Snowden’s concerns become even more relevant today, as automation, enabled by artificial intelligence and machine learning, take over human supervision of many technological functions. Just as the NSA’s mass surveillance program had little oversight, the U.S. government does little to supervise the use of artificial intelligence, exposing millions to the consequences of amoral, machine-driven decision making. Snowden believes those wielding the most powerful tech in the world seem to be operating without a moral compass at all. He cites the examples of Nagasaki and Hiroshima as evidence of the horrors that technology, wielded with ambiguous morality, can heap onto a population. He becomes a whistleblower, hoping to return technology to a position of positive morality.

At the same time, by knighting himself as the sole determiner of whether the program is and isn’t moral, he demonstrates remarkable self-assurance, to the point of arrogance. He chooses to break the law rather than trying to go through the proper whistleblowing channels. As such, his revelations have a limited impact: The EU’s GDPR is positive, but not much changes back home. Immorality didn’t defeat immorality, and public indifference to mass surveillance continues, as does the risk of technology being exploited for evil purposes. 

Anonymity

To Snowden, anonymity is an important cornerstone of internet culture. Having spent so much time online, he revels in the ability to drift in and out of an identity, to hack the malleable persona that perpetual anonymity provides. Unless people have the option of not being identified online, he suggests that the internet, and people as a whole, will never truly be free. To Snowden, being anonymous online is an essential choice, a freedom which should never be surrendered.

 

Snowden describes his earliest online experiences in excruciating detail. He lists the mistakes he made online while noting anonymity always protected him. No matter what stupid argument he was dragged into or what naïve post he made on a computer forum, begging for help, he was always able to ditch his identity for an entirely new one. These forays are formative experiences for Snowden: Anonymity becomes the arena in which he can fail without fearing repercussions.

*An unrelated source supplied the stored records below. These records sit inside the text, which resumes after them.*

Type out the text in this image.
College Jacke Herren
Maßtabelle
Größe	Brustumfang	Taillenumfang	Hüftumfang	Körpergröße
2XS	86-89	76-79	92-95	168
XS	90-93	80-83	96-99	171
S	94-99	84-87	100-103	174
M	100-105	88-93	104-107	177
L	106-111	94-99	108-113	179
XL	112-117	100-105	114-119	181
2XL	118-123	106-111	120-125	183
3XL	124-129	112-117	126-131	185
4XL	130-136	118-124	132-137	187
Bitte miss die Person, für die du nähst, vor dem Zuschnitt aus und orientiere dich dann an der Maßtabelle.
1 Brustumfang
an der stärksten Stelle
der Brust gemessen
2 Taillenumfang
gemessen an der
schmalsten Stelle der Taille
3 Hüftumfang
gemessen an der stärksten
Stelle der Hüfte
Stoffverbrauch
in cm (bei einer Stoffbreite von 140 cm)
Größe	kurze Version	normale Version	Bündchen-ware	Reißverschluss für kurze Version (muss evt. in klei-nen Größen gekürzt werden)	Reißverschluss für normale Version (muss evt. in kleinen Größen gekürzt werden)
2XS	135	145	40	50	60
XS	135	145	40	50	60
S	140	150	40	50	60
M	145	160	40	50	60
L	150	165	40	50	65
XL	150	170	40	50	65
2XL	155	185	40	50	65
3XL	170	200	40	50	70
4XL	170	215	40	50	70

Later, he operates beneath the cloak of anonymity as he executes his plan, only jettisoning it when he has to ask others to help him reveal it to the public.

In the present day, online anonymity is rapidly vanishing. People post massive amounts of personal data on social media, which businesses—and sometimes nefarious actors—mine for not only advertising but also disinformation and psychological warfare. The government’s collection of metadata means that, no matter what identity a user has adopted, anonymity is gone. Snowden presents the Tor browser as an important tool for fighting back, and he launches his own Tor server to help those living under authoritarian governments access some form of anonymous browsing.

Snowden’s role as the whistleblower means the end of his own anonymity. He tries to seize control of the moment, recording his own unmasking video and surrendering his anonymity to ensure that his message is heard. An anonymous NSA contractor has become one of the world’s most notorious fugitives, yet his quest had limited success. Few people safeguard their personal data, and in many countries—the EU’s “right to be forgotten” notwithstanding—people still have no ownership over their data and no say in how it’s stored and used.